Create Indexes to Ensure Query Selectivity
On this page
Selectivity is the ability of a query to narrow results using indexes. Effective queries are more selective and allow MongoDB to use indexes for a larger portion of the work associated with fulfilling the query.
To ensure selectivity, write queries that limit the number of possible documents with the indexed field or fields. Write queries that are appropriately selective relative to your indexed data.
Examples
Selectivity with Many Common Values
Consider a collection of documents that have the following form:
{ status: "processed", product_type: "electronics" }
In this example, the status
of 99% of documents in the collection is
processed
. If you add an index on status
and query for documents
with the status
of processed
, the index has low selectivity with
this query. However, if you want to query for documents that do not
have the status
of processed
, this index has high selectivity
because the query only reads 1% of the index.
Selectivity with Distributed Values
Consider a collection of documents where the status
field has three
values distributed across the collection:
[ { _id: ObjectId(), "status": "processed", "product_type": "electronics" }, { _id: ObjectId(), "status": "processed", "product_type": "grocery" }, { _id: ObjectId(), "status": "processed", "product_type": "household" }, { _id: ObjectId(), "status": "pending", "product_type": "electronics" }, { _id: ObjectId(), "status": "pending", "product_type": "grocery" }, { _id: ObjectId(), "status": "pending", "product_type": "household" }, { _id: ObjectId(), "status": "new", "product_type": "electronics" }, { _id: ObjectId(), "status": "new", "product_type": "grocery" }, { _id: ObjectId(), "status": "new", "product_type": "household" } ]
If you add an index on status
and query for { "status": "pending",
"product_type": "electronics" }
, MongoDB must read three index keys to
return the one matching result. Similarly, a query for { "status": {
$in: ["processed", "pending"] }, "product_type" : "electronics" }
must
read six documents to return the two matching documents.

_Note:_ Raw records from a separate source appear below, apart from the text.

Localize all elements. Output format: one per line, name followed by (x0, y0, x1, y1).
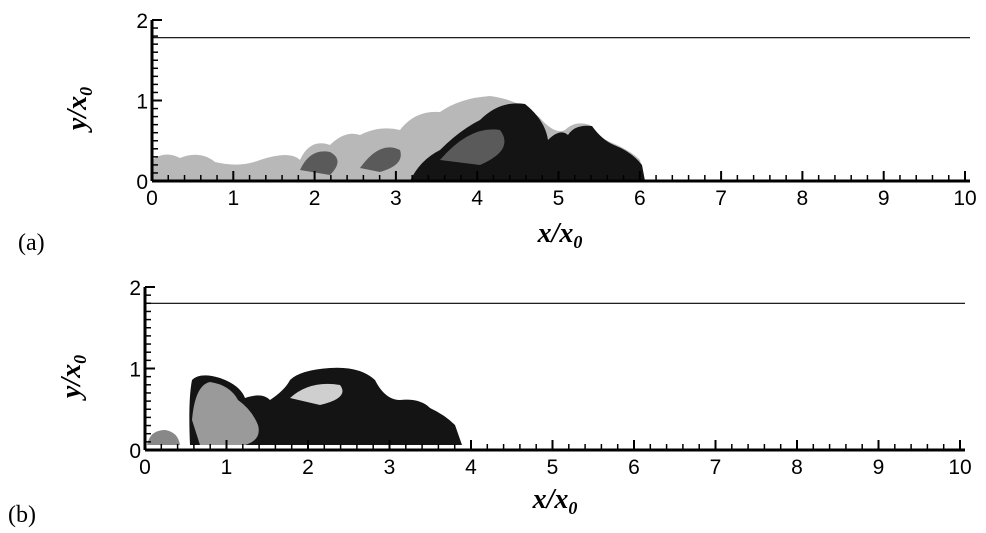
x-tick-label: 0 (139, 456, 151, 479)
y-tick-label: 2 (136, 10, 148, 33)
x-tick-label: 10 (953, 187, 976, 210)
label-sub: 0 (568, 498, 577, 518)
panel-label: (b) (8, 502, 36, 528)
x-tick-label: 3 (384, 456, 396, 479)
x-tick-label: 0 (146, 187, 158, 210)
label-main: y/x (62, 96, 93, 133)
label-sub: 0 (76, 87, 96, 96)
x-tick-label: 9 (878, 187, 890, 210)
x-tick-label: 10 (948, 456, 971, 479)
x-axis-label: x/x0 (537, 218, 583, 252)
x-tick-label: 6 (628, 456, 640, 479)
x-tick-label: 9 (873, 456, 885, 479)
flow-gray (192, 382, 259, 445)
x-tick-label: 7 (715, 187, 727, 210)
flow-light (290, 383, 343, 405)
x-tick-label: 5 (547, 456, 559, 479)
x-tick-label: 3 (390, 187, 402, 210)
x-tick-label: 5 (553, 187, 565, 210)
flow-gray (147, 430, 180, 445)
y-tick-label: 0 (129, 440, 141, 463)
x-tick-label: 2 (302, 456, 314, 479)
x-tick-label: 4 (471, 187, 483, 210)
label-main: x/x (532, 484, 569, 515)
flow-mid (300, 129, 505, 175)
y-axis-label: y/x0 (56, 355, 90, 401)
y-tick-label: 2 (129, 277, 141, 300)
label-main: y/x (56, 364, 87, 401)
x-tick-label: 1 (221, 456, 233, 479)
y-tick-label: 0 (136, 171, 148, 194)
flow-field-b (147, 367, 463, 445)
x-tick-label: 1 (227, 187, 239, 210)
y-axis-label: y/x0 (62, 87, 96, 133)
x-tick-label: 4 (465, 456, 477, 479)
x-tick-label: 8 (791, 456, 803, 479)
label-sub: 0 (573, 232, 582, 252)
x-axis-label: x/x0 (532, 484, 578, 518)
x-tick-label: 2 (309, 187, 321, 210)
label-sub: 0 (70, 355, 90, 364)
panel-label: (a) (18, 230, 45, 256)
y-tick-label: 1 (129, 359, 141, 382)
x-tick-label: 8 (797, 187, 809, 210)
x-tick-label: 6 (634, 187, 646, 210)
flow-field-a (152, 96, 645, 181)
x-tick-label: 7 (710, 456, 722, 479)
y-tick-label: 1 (136, 91, 148, 114)
label-main: x/x (537, 218, 574, 249)
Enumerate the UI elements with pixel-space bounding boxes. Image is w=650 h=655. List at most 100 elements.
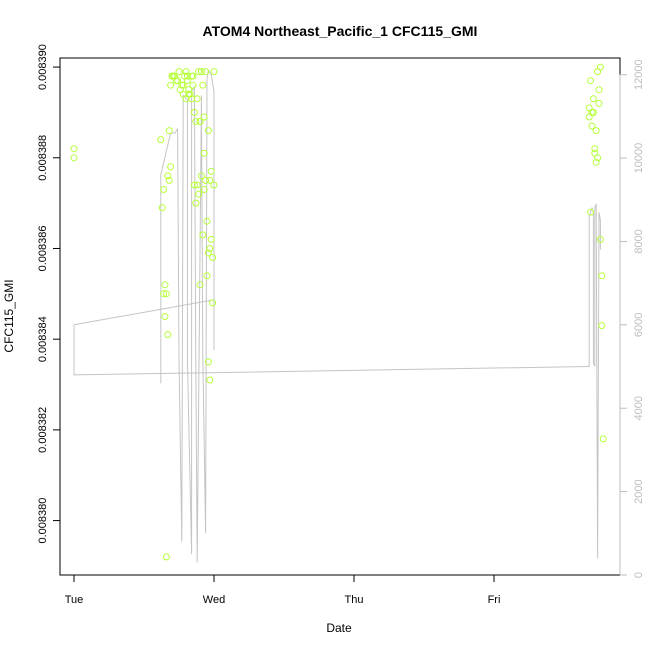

Consider the same index on a collection where status
has nine
values distributed across the collection:
[ { _id: ObjectId(), "status": 1, "product_type": "electronics" }, { _id: ObjectId(), "status": 2, "product_type": "grocery" }, { _id: ObjectId(), "status": 3, "product_type": "household"}, { _id: ObjectId(), "status": 4, "product_type": "electronics" }, { _id: ObjectId(), "status": 5, "product_type": "grocery"}, { _id: ObjectId(), "status": 6, "product_type": "household"}, { _id: ObjectId(), "status": 7, "product_type": "electronics" }, { _id: ObjectId(), "status": 8, "product_type": "grocery" }, { _id: ObjectId(), "status": 9, "product_type": "household" } ]
If you query for { "status": 2, "product_type": "grocery" }
, MongoDB
only reads one document to fulfill the query. The index and query are
more selective because there is only one matching document and the query
can select that specific document using the index.
Although this example's query on status
equality is more selective,
a query such as { "status": { $gt: 5 }, "product_type": "grocery" }
would still need to read four documents. However, if you create a
compound index on product_type
and status
, a query for {
"status": { $gt: 5 }, "product_type": "grocery" }
would only need to
read two documents.
To improve selectivity, you can create a compound index that narrows the documents that queries read. For
example, if you want to improve selectivity for queries on status
and product_type
, you could create a compound index on those two
fields.
If MongoDB reads a high number of documents to return results, some queries may perform faster without indexes. To determine performance, see Measure Index Use.